De acordo com Jeffrey Katzenberg, sócio do estúdio DreamWorks e um dos revitalizadores da animação, a indústria de cinema é uma até o dia 17 – e será outra no dia 18, quando o filme começa a ser exibido. "O cinema teve apenas duas revoluções fundamentais: a do som e a da cor. Avatar vai liderar a terceira – a do 3D", disse Katzenberg. Nos últimos dois anos, o 3D vem ganhando terreno a passos largos, sobretudo nos desenhos animados, mas também em filmes com atores e ação reais, o live action. Restam dúvidas, entretanto, se ele não é meramente um truque de momento para reter o público em sua migração da sala de exibição para o DVD. Tudo indica que Avatar vai fulminar essas dúvidas. Vai, na verdade, instituir um novo padrão. Da mesma maneira que aconteceu com o advento da cor, à medida que a tecnologia se aperfeiçoa e seus custos caem, também o 2D deverá virar relíquia, é no que acredita Cameron – além de outros entusiastas como Steven Spielberg, Ridley Scott e Peter Jackson. "Creio que ele tem razão", disse ao jornal The Guardian o diretor do Conselho de Cinema do Reino Unido, Peter Buckingham. "Até porque o 3D é o parâmetro natural da visão humana. Em, digamos, vinte anos, o 2D só será usado por razões artísticas específicas – da mesma forma que hoje Woody Allen, por exemplo, às vezes filma em preto e branco." O único obstáculo, claro, é que o 3D sempre vai exigir o uso de óculos especiais no cinema – ainda que os de hoje sejam oticamente confortáveis e até bonitos, e não fajutos como aqueles de papelão que se usavam nos anos 50.

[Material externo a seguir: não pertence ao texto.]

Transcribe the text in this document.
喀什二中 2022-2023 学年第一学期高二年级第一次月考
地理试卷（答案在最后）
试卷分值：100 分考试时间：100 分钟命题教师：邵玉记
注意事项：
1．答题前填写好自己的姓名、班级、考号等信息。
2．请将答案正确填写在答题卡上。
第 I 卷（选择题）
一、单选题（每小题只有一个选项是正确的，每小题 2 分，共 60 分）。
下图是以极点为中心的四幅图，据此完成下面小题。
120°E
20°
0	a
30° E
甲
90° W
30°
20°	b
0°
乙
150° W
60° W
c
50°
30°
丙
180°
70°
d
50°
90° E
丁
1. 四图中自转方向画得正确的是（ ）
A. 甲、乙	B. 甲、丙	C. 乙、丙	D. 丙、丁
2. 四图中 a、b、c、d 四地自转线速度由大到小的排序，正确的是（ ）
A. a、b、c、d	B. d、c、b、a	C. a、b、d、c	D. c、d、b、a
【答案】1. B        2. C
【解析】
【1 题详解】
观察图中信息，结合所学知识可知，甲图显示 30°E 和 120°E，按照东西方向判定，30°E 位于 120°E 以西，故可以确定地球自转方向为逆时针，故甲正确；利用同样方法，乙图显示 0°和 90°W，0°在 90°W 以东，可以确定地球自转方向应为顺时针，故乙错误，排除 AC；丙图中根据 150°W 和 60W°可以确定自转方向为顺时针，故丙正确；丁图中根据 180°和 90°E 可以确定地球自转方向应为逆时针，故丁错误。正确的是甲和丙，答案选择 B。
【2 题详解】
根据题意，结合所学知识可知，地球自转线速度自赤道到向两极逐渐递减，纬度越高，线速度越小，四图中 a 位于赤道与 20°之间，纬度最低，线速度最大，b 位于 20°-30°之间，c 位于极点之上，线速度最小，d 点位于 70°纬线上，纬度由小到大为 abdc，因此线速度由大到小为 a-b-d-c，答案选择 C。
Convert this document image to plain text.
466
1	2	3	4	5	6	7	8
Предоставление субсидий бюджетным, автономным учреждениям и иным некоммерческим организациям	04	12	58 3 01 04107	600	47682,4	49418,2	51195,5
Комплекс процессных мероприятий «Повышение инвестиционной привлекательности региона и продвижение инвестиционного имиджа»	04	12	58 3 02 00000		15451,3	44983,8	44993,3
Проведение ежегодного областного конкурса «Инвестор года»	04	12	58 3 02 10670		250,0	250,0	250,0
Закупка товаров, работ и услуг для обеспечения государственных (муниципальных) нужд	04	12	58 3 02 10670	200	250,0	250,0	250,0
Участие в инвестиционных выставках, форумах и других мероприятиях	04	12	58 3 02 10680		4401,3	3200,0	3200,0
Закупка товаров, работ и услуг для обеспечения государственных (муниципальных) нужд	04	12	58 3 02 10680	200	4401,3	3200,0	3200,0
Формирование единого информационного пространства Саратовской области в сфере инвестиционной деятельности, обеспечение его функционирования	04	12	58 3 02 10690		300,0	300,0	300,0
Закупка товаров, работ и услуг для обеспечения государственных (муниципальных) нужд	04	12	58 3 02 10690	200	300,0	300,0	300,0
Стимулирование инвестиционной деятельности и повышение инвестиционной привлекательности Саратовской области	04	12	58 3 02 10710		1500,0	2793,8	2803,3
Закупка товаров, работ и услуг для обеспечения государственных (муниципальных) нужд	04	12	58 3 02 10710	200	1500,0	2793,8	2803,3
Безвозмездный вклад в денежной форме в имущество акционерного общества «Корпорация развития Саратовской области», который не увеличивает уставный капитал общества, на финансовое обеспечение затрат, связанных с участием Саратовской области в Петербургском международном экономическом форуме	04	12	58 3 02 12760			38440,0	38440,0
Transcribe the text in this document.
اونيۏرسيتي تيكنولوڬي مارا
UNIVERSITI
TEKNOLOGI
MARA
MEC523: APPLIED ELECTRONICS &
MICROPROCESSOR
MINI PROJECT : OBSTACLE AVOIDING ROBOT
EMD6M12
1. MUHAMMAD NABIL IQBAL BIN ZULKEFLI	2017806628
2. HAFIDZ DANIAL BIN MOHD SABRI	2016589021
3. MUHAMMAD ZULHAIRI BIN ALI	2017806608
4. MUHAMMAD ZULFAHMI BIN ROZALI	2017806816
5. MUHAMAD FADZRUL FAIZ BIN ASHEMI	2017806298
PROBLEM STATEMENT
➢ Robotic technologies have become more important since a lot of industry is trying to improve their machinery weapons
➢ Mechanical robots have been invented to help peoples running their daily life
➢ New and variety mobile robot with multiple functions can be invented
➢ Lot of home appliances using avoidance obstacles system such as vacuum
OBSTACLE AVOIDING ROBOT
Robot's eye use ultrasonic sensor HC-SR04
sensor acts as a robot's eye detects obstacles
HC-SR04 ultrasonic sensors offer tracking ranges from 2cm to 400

Há doze anos, desde Titanic, James Cameron não lança um filme. Toda a sua reputação está investida em Avatar – e não só ela. Cameron foi o primeiro a quebrar a barreira dos 100 milhões de dólares de orçamento, com O Exterminador do Futuro 2. Foi o primeiro também a romper a barreira dos 200 milhões, com Titanic, que só não teve a produção suspensa porque o diretor abriu mão de sua remuneração (o estúdio depois a restaurou) e porque está para nascer o executivo capaz de enfrentar sua ferocidade. "Diga a ele que ele está sendo ****, e que se ele parar de se debater vai doer menos", foi o recado que mandou a um chefão de estúdio que reclamou de seus atrasos. Desta vez, a versão oficial coloca o orçamento de Avatar em 237 milhões de dólares – menos que o de Homem-Aranha 3, que custou 258 milhões. Mas o jornal Los Angeles Times, que tem uma excelente cobertura do setor, crava as despesas de produção em 310 milhões. O que daria a Cameron a honra de ter abatido também essa terceira marca. Somados os gastos de distribuição e marketing, a fatura bate em 500 milhões. Para o diretor, porém, o que Avatar representa não se conta em dólares. "Se você estabelece metas ridiculamente altas e falha, você terá falhado muito acima do que os outros consideram sucesso", postula ele, na sua típica lógica de conjugação de opostos.


Cameron conta com um núcleo de seguidores fiéis que não desistem dele, apesar dos seus parâmetros de excelência inatingíveis e da maneira tirânica com que os cobra (Cameron, hoje com 55 anos, diz ter melhorado; algumas das pessoas à sua volta afirmam que a diferença é bem sutil). Mas há pouca gente de colarinho branco nesse grupo. Na maior parte, ele é formado pelos que o diretor considera seus verdadeiros semelhantes: seus técnicos, que às vezes chegam perto de arriscar a vida para cumprir suas ordens. Como nas filmagens de O Segredo do Abismo, em que equipe e elenco tiveram de se diplomar em mergulho (Cameron é um mergulhador fanático, capaz de descer mais fundo em mergulho livre do que alguns profissionais o fazem em mergulho assistido) para passar dez horas por dia, durante meses, submersos em um tanque gélido. As bolinhas de polipropileno que flutuavam na superfície para diminuir a refração da luz entravam em ouvidos, narizes e pulmões, provocando infecções a rodo. O cloro era tanto que os cabelos ficavam brancos e tão frágeis que, ao congelarem em contato com o ar, se quebravam. Foram semanas de infelicidade. Mas resultaram em um filme que, embora recebido com reservas em 1989, impressiona mais a cada revisão.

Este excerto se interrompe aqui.